10.                 Cuba has declared categorically that fugitives from American justice will not be returned. Whether Cubans held in American prisons will be returned is uncertain; up until now, Cuba has largely refused to accept them.
11.                 The Cuban government has promised to release 53 political prisoners, but, so far, apparently none have been released and independent human rights groups on the island say that is only half the actual number. Furthermore, there have been new arrests of peaceful demonstrators
12.                 Cuba has the only Amnesty International prisoners of conscience in the Americas. People will probably continue to be thwarted and arrested for peaceful association and expression. There will be no freedom allowed for non-communist elections.
13.                 The 3 “Cuban Five” prisoners released to Cuba have blood on their hands, especially Gerardo Hernandez, who allegedly was most directly involved in the deaths of 4 Brothers-to-the-Rescue volunteers. (Although their trial was considered biased by many commentators, no Cuban Americans were on the Five’s jury. Vermont Senator Patrick Leahy, a vocal critic of USAID programs in Cuba, even reportedly facilitated a successful artificial insemination of Hernandez’s wife in Cuba.)

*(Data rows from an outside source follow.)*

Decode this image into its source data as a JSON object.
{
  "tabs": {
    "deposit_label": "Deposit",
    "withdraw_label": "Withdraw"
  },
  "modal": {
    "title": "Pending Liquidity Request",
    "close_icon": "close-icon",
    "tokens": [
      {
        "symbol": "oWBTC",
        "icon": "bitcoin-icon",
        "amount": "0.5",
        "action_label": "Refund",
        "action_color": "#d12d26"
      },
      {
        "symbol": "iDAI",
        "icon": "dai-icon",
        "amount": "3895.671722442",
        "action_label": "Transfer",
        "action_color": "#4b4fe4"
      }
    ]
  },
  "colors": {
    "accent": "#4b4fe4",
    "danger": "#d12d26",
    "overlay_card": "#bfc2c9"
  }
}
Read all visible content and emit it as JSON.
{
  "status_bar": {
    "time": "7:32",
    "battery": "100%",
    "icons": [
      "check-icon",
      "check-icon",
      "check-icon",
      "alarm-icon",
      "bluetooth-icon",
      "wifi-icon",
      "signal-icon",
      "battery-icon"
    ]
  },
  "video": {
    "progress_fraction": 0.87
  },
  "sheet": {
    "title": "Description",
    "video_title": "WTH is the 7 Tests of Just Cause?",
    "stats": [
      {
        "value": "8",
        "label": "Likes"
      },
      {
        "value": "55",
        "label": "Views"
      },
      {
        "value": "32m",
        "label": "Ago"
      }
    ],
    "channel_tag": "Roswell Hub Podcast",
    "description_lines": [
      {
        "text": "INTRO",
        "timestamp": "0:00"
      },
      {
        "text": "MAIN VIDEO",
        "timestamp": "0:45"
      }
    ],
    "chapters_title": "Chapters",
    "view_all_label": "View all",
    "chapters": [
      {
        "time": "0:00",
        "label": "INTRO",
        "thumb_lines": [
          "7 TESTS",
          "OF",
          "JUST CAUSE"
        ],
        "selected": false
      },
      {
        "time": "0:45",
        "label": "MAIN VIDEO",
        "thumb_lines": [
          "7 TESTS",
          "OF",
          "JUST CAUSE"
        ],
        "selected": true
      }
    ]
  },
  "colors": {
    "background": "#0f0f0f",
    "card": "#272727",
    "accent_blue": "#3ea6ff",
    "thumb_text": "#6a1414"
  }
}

14.                 Corruption and the power of the military, already extensive, will increase in Cuba.
15.                 The devil is in the details, still to be worked out. In China and Viet Nam, visitors can pay service providers directly—will this happen in Cuba? Will visitors be able to travel freely? Will individuals not affiliated with a government-approved tour be able to travel in Cuba and just hang out with ordinary people? So far, it looks like only prearranged tours, authorized and staffed by the Cuban government, meaning by its loyalists, will be permitted. With luck, freer commerce, as in China and Viet Nam, will be permitted, but that is not allowed yet. Can workers for foreign investors be paid directly, rather than through the government? Will medical personnel sent abroad be able to keep more of the payment for their services? Canadian entrepreneurs have been arrested and their assets have been seized. If economic controls are not relaxed, it may be too hard for outsiders to do business in Cuba. (A Canadian businessman was given 15 years for giving direct bonuses to his employees and his business seized on that pretext.)

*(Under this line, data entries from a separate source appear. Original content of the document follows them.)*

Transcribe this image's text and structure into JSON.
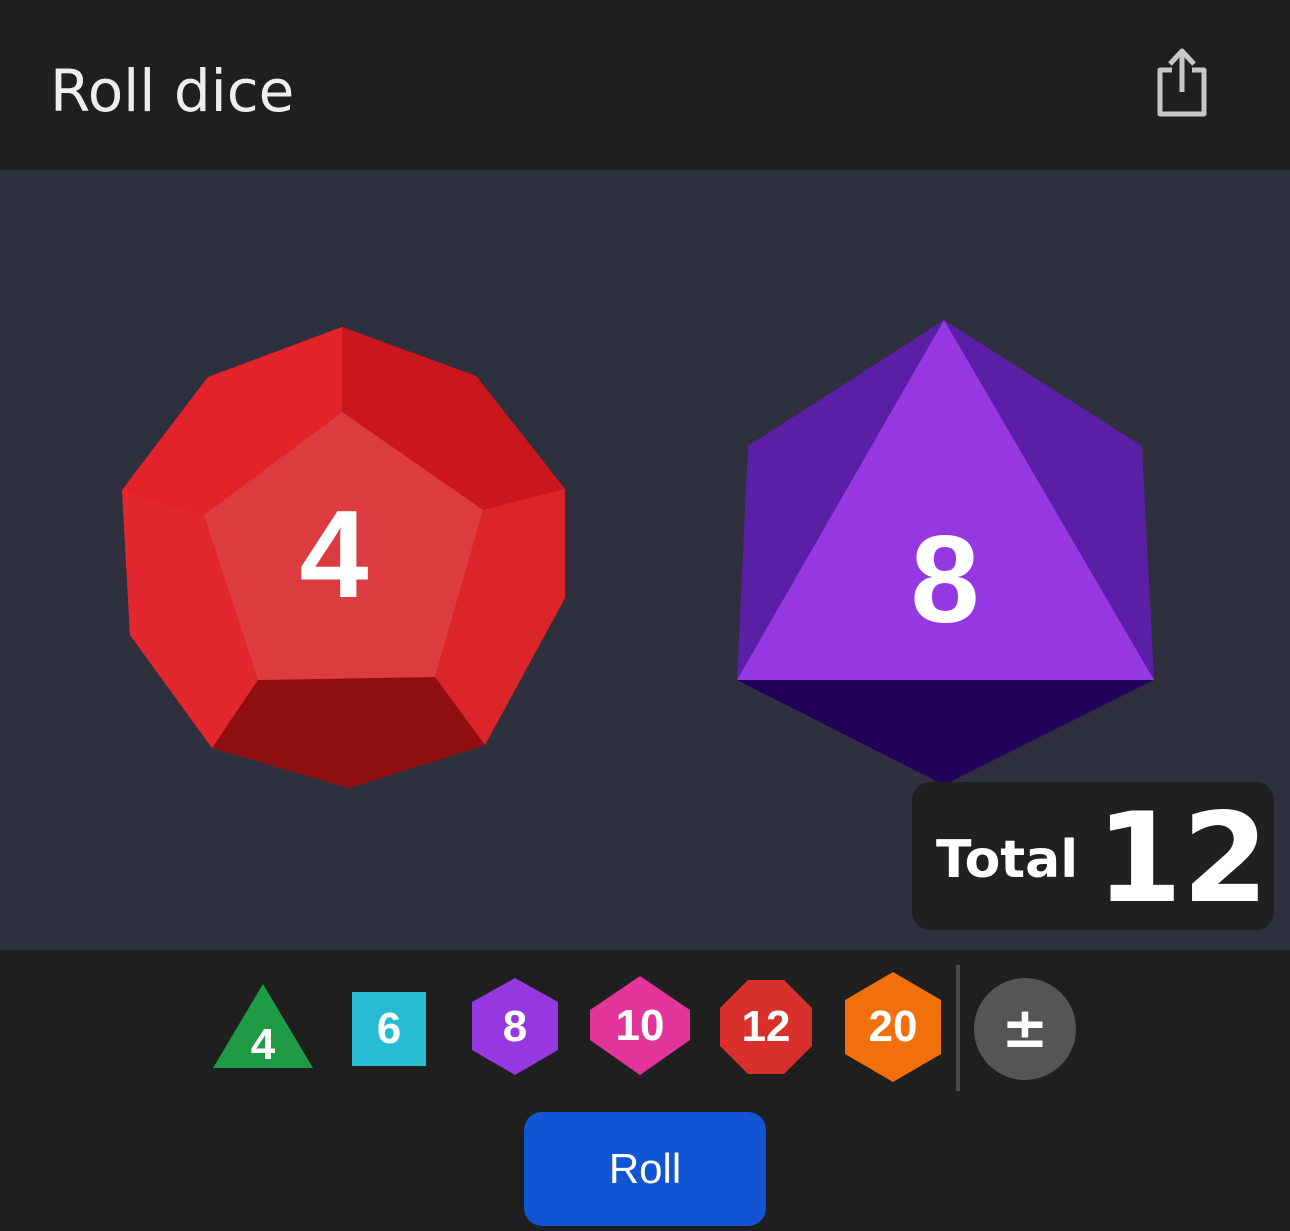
{
  "header": {
    "title": "Roll dice",
    "share_icon": "share-icon"
  },
  "results": [
    {
      "die": "d12",
      "value": "4",
      "color": "#e0242b"
    },
    {
      "die": "d8",
      "value": "8",
      "color": "#9538e2"
    }
  ],
  "total": {
    "label": "Total",
    "value": "12"
  },
  "dice_buttons": [
    {
      "sides": "4",
      "color": "#1f9a45"
    },
    {
      "sides": "6",
      "color": "#26bcd4"
    },
    {
      "sides": "8",
      "color": "#9538e2"
    },
    {
      "sides": "10",
      "color": "#e2349a"
    },
    {
      "sides": "12",
      "color": "#d9302c"
    },
    {
      "sides": "20",
      "color": "#f2700c"
    }
  ],
  "modifier": {
    "label": "±"
  },
  "roll_button": {
    "label": "Roll",
    "color": "#1155d4"
  }
}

16.                 The US has a strict policy of not paying ransom for captives, but paid quite a lot for Gross. It also is paying Gross $3.2 million in compensation. Grabbing Gross turned out to be a crucial investment for the Cuban regime.                                                                                                                                                                                     
17.                 A majority of UN members voted to review human rights abuses in North Korea, but not in Cuba. There will apparently be no review or recognition of the long history of human rights violations in Cuba, no truth and reconciliation commission. Cuban human rights violators will enjoy impunity in a whitewashing of past and recent history.

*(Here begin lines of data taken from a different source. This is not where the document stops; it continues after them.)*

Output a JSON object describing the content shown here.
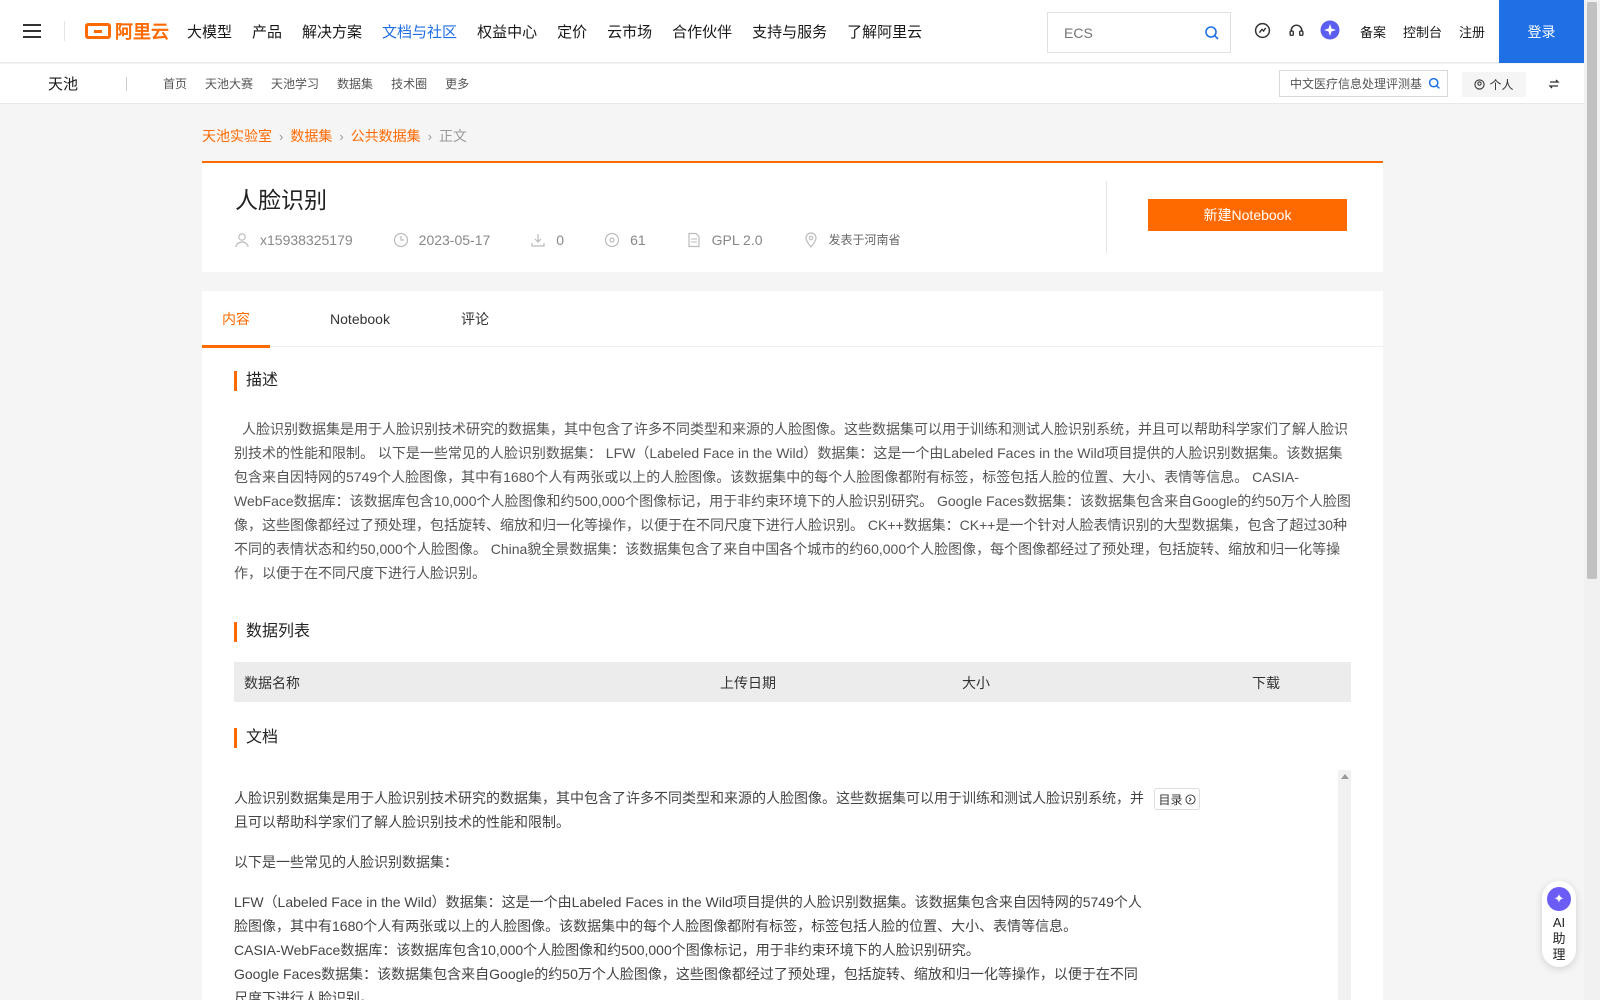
{
  "topnav": {
    "logo_text": "阿里云",
    "items": [
      "大模型",
      "产品",
      "解决方案",
      "文档与社区",
      "权益中心",
      "定价",
      "云市场",
      "合作伙伴",
      "支持与服务",
      "了解阿里云"
    ],
    "active_index": 3,
    "search_placeholder": "ECS",
    "links": [
      "备案",
      "控制台",
      "注册"
    ],
    "login_label": "登录"
  },
  "subnav": {
    "brand": "天池",
    "links": [
      "首页",
      "天池大赛",
      "天池学习",
      "数据集",
      "技术圈",
      "更多"
    ],
    "search_value": "中文医疗信息处理评测基",
    "personal_label": "个人"
  },
  "breadcrumb": {
    "items": [
      "天池实验室",
      "数据集",
      "公共数据集"
    ],
    "current": "正文"
  },
  "dataset": {
    "title": "人脸识别",
    "author": "x15938325179",
    "date": "2023-05-17",
    "downloads": "0",
    "views": "61",
    "license": "GPL 2.0",
    "location": "发表于河南省",
    "notebook_button": "新建Notebook"
  },
  "tabs": [
    "内容",
    "Notebook",
    "评论"
  ],
  "sections": {
    "description_title": "描述",
    "description": "人脸识别数据集是用于人脸识别技术研究的数据集，其中包含了许多不同类型和来源的人脸图像。这些数据集可以用于训练和测试人脸识别系统，并且可以帮助科学家们了解人脸识别技术的性能和限制。 以下是一些常见的人脸识别数据集： LFW（Labeled Face in the Wild）数据集：这是一个由Labeled Faces in the Wild项目提供的人脸识别数据集。该数据集包含来自因特网的5749个人脸图像，其中有1680个人有两张或以上的人脸图像。该数据集中的每个人脸图像都附有标签，标签包括人脸的位置、大小、表情等信息。 CASIA-WebFace数据库：该数据库包含10,000个人脸图像和约500,000个图像标记，用于非约束环境下的人脸识别研究。 Google Faces数据集：该数据集包含来自Google的约50万个人脸图像，这些图像都经过了预处理，包括旋转、缩放和归一化等操作，以便于在不同尺度下进行人脸识别。 CK++数据集：CK++是一个针对人脸表情识别的大型数据集，包含了超过30种不同的表情状态和约50,000个人脸图像。 China貌全景数据集：该数据集包含了来自中国各个城市的约60,000个人脸图像，每个图像都经过了预处理，包括旋转、缩放和归一化等操作，以便于在不同尺度下进行人脸识别。",
    "datalist_title": "数据列表",
    "table_headers": [
      "数据名称",
      "上传日期",
      "大小",
      "下载"
    ],
    "docs_title": "文档",
    "toc_label": "目录",
    "doc_paragraphs": [
      "人脸识别数据集是用于人脸识别技术研究的数据集，其中包含了许多不同类型和来源的人脸图像。这些数据集可以用于训练和测试人脸识别系统，并且可以帮助科学家们了解人脸识别技术的性能和限制。",
      "以下是一些常见的人脸识别数据集：",
      "LFW（Labeled Face in the Wild）数据集：这是一个由Labeled Faces in the Wild项目提供的人脸识别数据集。该数据集包含来自因特网的5749个人脸图像，其中有1680个人有两张或以上的人脸图像。该数据集中的每个人脸图像都附有标签，标签包括人脸的位置、大小、表情等信息。",
      "CASIA-WebFace数据库：该数据库包含10,000个人脸图像和约500,000个图像标记，用于非约束环境下的人脸识别研究。",
      "Google Faces数据集：该数据集包含来自Google的约50万个人脸图像，这些图像都经过了预处理，包括旋转、缩放和归一化等操作，以便于在不同尺度下进行人脸识别。"
    ]
  },
  "ai_assistant": {
    "label": "AI助理"
  },
  "colors": {
    "accent": "#ff6a00",
    "brand_blue": "#1f6fe5"
  }
}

18.                 Tourism and trade with the whole world besides the US has not resulted in Cuban authorities recognizing human and civil rights. Cuba remains a one-party communist state.
19.                 Other Caribbean tourist destinations may attract fewer visitors. Eventually, Cuba will become, after a surge of initial interest, just one more US tourist destination among many, losing its unique character.
20.                 Dissidents, former political prisoners, and the families of the 4 Brothers-to-the-Rescue volunteers killed by the Cuban air force feel shocked, abandoned, isolated, and betrayed.
21.                 Ordinary Cubans may expect too much of this agreement and become discouraged and disappointed when their expectations do not materialize quickly enough.
22.                 Likewise, they may never get into the habit of thinking for themselves; it takes time for a people to transition from a totalitarian system, but now that process may not even begin.
In terms of sheer number of items listed, the pros have it by a modest margin.